Really? Is that widely known to be true TODAY? Or is that a widely held old wives tale leftover from several years ago.

Intel and Plextor wouldn't be providing 5 year warranties if they were remotely as unreliable as you suggest.

This is a pretty interesting read with this question...

With that question weighing on an increasing number of enthusiasts' and IT professionals' minds, we set out to investigate SSD reliability and sort the facts from the fiction.

Their conclusion:

Quote:


Reliability is a sensitive subject, and we've spent many hours on the phone with multiple vendors and their customers trying to conduct our own research based on the SSDs that are currently being used en masse. The only definitive conclusion we can reach right now is that you should take any claim of reliability from an SSD vendor with a grain of salt.

Giving credit where it is due, many of the IT managers we interviewed reiterated that Intel's SLC-based SSDs are the shining standard by which others are measured. But according to Dr. Hughes, there's nothing to suggest that its products are significantly more reliable than the best hard drive solutions. We don't have failure rates beyond two years of use for SSDs, so it's possible that this story will change. Should you be deterred from adopting a solid-state solution? So long as you protect your data through regular backups, which is imperative regardless of your preferred storage technology, then we don't see any reason to shy away from SSDs. To the contrary, we're running them in all of our test beds and most of our personal workstations. Rather, our purpose here is to call into question the idea that SSDs are definitely more reliable than hard drives, based on today's limited backup for such a claim.
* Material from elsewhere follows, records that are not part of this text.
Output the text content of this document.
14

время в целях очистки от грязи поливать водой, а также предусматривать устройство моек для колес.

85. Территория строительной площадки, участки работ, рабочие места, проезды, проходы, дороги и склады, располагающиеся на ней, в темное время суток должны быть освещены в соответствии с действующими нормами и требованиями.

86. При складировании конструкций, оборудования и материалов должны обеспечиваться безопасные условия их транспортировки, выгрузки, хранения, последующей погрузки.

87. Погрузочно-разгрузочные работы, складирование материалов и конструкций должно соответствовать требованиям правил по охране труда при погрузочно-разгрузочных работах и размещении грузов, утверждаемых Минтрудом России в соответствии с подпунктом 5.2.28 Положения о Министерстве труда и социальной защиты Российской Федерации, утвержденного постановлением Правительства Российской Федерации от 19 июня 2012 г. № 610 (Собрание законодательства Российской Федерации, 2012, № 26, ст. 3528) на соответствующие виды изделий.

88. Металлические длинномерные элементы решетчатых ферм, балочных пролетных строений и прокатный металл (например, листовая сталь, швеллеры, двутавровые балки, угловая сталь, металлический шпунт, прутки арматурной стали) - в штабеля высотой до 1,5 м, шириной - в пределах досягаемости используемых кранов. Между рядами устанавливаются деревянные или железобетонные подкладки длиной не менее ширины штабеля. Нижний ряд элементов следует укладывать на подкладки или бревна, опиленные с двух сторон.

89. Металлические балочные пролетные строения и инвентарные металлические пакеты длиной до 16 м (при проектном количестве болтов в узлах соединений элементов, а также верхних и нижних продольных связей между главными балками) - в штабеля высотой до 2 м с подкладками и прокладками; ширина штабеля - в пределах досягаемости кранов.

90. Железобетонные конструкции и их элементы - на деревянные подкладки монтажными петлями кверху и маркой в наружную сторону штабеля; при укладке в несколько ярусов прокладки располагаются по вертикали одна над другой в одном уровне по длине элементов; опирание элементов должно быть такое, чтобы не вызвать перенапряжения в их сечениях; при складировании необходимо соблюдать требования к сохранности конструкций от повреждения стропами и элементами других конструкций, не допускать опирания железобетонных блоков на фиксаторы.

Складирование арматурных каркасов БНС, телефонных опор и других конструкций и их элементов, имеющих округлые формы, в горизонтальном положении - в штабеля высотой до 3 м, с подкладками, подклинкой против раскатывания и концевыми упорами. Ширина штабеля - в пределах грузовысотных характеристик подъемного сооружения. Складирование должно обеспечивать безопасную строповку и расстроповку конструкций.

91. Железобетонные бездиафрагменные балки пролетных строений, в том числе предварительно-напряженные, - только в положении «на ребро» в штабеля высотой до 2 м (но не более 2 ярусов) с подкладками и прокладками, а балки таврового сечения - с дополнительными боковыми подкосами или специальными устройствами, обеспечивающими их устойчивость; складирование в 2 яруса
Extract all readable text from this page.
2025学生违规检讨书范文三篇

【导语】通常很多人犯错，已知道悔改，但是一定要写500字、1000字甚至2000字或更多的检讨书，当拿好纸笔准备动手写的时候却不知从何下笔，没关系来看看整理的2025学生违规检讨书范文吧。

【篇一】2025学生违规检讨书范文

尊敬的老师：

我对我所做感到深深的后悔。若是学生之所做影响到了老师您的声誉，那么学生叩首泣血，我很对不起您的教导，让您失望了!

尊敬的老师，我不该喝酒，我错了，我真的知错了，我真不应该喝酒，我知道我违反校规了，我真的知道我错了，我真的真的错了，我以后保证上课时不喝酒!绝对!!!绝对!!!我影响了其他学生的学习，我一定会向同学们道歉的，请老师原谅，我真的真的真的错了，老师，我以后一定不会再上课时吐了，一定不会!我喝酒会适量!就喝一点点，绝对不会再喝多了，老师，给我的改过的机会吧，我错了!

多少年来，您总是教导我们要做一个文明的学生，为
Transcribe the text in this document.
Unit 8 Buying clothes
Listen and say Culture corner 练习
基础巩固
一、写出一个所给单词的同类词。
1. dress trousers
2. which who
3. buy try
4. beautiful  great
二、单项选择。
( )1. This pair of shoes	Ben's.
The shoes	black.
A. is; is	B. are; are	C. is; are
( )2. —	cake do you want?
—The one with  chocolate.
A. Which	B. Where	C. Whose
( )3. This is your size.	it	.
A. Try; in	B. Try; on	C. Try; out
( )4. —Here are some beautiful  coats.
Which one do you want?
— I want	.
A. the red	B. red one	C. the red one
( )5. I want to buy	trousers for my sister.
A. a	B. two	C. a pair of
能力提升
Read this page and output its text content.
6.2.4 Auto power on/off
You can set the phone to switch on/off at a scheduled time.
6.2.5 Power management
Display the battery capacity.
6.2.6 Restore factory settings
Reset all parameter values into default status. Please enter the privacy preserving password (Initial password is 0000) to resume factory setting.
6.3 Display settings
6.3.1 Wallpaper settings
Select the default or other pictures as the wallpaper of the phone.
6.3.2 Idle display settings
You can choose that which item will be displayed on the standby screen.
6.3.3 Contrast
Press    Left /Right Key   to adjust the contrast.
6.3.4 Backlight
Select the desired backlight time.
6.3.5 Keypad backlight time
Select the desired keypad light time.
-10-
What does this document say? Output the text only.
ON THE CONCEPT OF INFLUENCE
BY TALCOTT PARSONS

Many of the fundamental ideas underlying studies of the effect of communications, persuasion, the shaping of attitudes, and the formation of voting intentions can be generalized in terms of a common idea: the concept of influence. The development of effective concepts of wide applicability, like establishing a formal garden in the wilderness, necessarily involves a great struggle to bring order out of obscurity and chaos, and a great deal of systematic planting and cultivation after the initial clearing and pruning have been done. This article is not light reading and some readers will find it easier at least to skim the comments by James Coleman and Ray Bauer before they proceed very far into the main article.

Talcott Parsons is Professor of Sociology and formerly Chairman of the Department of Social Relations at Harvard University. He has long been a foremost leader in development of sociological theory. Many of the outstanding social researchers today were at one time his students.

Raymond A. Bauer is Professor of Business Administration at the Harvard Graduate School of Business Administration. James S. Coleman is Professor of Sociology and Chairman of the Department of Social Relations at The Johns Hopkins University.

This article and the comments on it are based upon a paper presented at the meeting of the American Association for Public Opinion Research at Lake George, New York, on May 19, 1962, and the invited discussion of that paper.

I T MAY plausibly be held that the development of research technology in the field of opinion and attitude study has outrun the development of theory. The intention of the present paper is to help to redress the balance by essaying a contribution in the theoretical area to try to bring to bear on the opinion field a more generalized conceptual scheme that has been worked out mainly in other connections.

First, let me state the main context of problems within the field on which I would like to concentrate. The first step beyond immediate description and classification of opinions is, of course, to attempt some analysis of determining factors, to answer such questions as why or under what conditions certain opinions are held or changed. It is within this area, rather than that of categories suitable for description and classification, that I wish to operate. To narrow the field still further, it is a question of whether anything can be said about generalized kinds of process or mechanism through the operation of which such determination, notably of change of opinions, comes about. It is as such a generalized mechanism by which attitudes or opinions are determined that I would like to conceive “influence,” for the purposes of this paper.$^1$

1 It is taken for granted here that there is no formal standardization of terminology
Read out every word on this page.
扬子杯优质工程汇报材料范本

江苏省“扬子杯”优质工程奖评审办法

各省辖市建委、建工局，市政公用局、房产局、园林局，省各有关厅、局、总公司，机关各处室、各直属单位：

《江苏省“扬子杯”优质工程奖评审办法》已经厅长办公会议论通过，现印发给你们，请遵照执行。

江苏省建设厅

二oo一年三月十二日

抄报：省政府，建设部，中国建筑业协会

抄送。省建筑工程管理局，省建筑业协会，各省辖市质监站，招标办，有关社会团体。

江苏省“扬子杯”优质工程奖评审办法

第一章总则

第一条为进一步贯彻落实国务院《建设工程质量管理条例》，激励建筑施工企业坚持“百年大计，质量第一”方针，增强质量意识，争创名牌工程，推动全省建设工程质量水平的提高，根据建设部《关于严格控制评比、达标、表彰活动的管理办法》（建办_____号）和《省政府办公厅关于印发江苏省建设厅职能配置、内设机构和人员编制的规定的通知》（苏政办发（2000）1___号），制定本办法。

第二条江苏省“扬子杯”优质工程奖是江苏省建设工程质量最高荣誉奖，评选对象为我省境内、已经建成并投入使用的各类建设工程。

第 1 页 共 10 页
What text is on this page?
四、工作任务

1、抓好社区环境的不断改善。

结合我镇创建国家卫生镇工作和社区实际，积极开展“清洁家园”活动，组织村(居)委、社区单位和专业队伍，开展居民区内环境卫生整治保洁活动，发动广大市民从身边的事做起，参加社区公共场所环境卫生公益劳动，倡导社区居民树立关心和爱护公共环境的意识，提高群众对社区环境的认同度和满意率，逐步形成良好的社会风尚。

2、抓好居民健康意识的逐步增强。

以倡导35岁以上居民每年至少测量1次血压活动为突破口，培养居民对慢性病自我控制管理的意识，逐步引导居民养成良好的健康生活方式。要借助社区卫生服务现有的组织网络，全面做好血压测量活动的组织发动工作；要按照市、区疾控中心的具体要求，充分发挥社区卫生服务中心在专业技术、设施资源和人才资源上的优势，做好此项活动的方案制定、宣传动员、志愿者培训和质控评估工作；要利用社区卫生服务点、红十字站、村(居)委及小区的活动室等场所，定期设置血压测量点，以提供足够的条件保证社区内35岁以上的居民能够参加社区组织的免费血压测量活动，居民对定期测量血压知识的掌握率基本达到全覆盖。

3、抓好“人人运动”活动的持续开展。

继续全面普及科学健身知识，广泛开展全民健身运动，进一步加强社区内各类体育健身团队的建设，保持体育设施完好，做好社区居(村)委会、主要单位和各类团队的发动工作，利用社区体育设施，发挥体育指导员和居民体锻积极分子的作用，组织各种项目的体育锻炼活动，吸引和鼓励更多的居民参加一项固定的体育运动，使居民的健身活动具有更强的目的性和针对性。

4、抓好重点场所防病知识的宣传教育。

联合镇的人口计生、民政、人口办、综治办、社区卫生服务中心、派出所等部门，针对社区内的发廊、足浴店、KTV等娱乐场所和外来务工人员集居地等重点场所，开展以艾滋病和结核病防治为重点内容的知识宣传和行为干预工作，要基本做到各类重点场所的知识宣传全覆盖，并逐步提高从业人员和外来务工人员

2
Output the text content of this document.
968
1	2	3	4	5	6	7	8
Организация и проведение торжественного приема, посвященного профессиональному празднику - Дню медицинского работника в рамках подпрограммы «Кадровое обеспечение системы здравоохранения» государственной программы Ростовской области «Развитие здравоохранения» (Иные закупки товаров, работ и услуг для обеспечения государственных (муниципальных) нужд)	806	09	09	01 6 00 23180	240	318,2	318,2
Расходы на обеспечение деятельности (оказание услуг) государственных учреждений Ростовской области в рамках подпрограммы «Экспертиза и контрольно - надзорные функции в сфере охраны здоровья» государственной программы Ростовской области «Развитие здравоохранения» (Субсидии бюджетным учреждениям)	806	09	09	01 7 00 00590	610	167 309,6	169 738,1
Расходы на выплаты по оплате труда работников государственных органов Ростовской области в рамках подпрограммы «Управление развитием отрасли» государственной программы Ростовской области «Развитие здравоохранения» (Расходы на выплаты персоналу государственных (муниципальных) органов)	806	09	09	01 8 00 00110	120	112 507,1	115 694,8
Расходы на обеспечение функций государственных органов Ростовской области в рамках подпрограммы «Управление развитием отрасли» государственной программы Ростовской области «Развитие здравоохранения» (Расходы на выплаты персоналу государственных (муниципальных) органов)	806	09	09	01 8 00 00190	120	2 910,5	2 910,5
Hard drives are well-documented in massive studies because they've been around for so long. We'll undoubtedly learn more about SSDs as time goes on. We leave a standing invitation to Intel, Samsung, OCZ, Micron, Crucial, Kingston, Corsair, Mushkin, SandForce, and Marvell to provide us with internal data demonstrating reliability rates for a more comprehensive investigation.

Bottom line: There doesn't seem to be any objective information to definitively make a statement about either side of the argument.

http://www.tomshardware.com/reviews/...rate,2923.html
post #59 of 126
It's interesting that their starting point which they couldn't verify was the assertion that current SSDs are MORE reliable than hard disks. They didn't even look at the question of whether they were LESS reliable.

That's a far cry from assuming they are less reliable.
post #60 of 126
Quote:
Originally Posted by assassin View Post

I deal with them on a weekly basis. Do you?

So now this is the "listen to Assasin tell you how it is" forum?

Anyway, I've said my piece. Take it easy.